Polemiche nella città scaligera per l’abbattimento delle piante, anche maestose e secolari, un’operazione 'imposta' dai lavori per rinnovare il volto della stazione Porta Nuova. La cittadinanza protesta, nel frattempo è stata promessa, a lavori ultimati, una nuova piantumazione

A Verona per far passare il nuovo filobus si tagliano gli alberi. La protesta campeggia sulle pagine del quotidiano scaligero L’Arena, che elenca: “Trenta piante già tagliate tra piazza XXV aprile e i giardini della vecchia stazione Atv, alcune maestose. Altre 30 hanno i giorni contati e saranno seguite da un’altra trentina, sempre in via Girolamo”. In piazza XXV aprile “sono solo un ricordo, al loro posto adesso c’è una spianata di cemento nero.
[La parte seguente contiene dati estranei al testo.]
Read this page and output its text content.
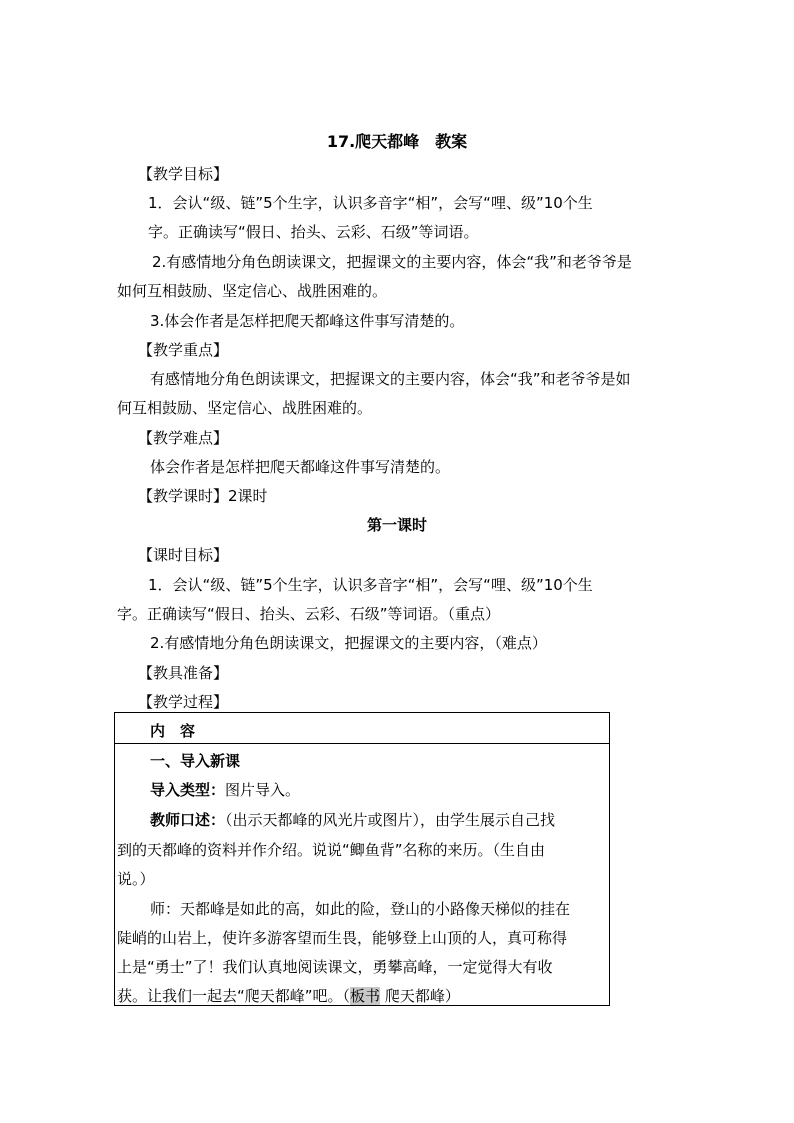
17.爬天都峰　教案
【教学目标】
1．会认“级、链”5个生字，认识多音字“相”，会写“哩、级”10个生
字。正确读写“假日、抬头、云彩、石级”等词语。
2.有感情地分角色朗读课文，把握课文的主要内容，体会“我”和老爷爷是
如何互相鼓励、坚定信心、战胜困难的。
3.体会作者是怎样把爬天都峰这件事写清楚的。
【教学重点】
有感情地分角色朗读课文，把握课文的主要内容，体会“我”和老爷爷是如
何互相鼓励、坚定信心、战胜困难的。
【教学难点】
体会作者是怎样把爬天都峰这件事写清楚的。
【教学课时】2课时
第一课时
【课时目标】
1．会认“级、链”5个生字，认识多音字“相”，会写“哩、级”10个生
字。正确读写“假日、抬头、云彩、石级”等词语。（重点）
2.有感情地分角色朗读课文，把握课文的主要内容，（难点）
【教具准备】
【教学过程】
内　容
一、导入新课
导入类型：图片导入。
教师口述：（出示天都峰的风光片或图片），由学生展示自己找
到的天都峰的资料并作介绍。说说“鲫鱼背”名称的来历。（生自由
说。）
师：天都峰是如此的高，如此的险，登山的小路像天梯似的挂在
陡峭的山岩上，使许多游客望而生畏，能够登上山顶的人，真可称得
上是“勇士”了！我们认真地阅读课文，勇攀高峰，一定觉得大有收
获。让我们一起去“爬天都峰”吧。（板书 爬天都峰）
Lo stesso vicino all’ex stazione degli autobus Atv poco più in là: qui sembra abbiano appena bombardato, giardini e piante sradicati, e del vecchio edificio rimane uno scheletro striminzito. Per adesso si salvano solo due grossi pini, gli unici dei circa 30 alberi che sono stati fino adesso abbattuti per rifare, come dicono, il trucco alla stazione. Il cosiddetto restyling e cioè il grande parcheggio sotterraneo, i negozi, le boutique, la spianata di pietra o marmo con panchine, il nuovo «centro servizi» tra il Tempio Votivo e l’ingresso della stazione e la nuova sede stradale per la filovia”. E “se poi si contano anche alberelli più piccoli, alla fine, salvo cambiamenti di rotta dell’ultimo momento, la stazione perderà circa un centinaio di alberi. Piante maestose e secolari come quelle dei giardini dell’Atv. O come le 4 davanti al chiosco “Stop and go” sull’angolo di via Girolamo, prima della stradina che arriva a senso unico al ponte di via città di Nimes”. Anche se “Grandi Stazioni, l’impresa del restyling a Porta Nuova, assicura che a lavori ultimati provvederanno a una nuova piantumazione”. (g.f.)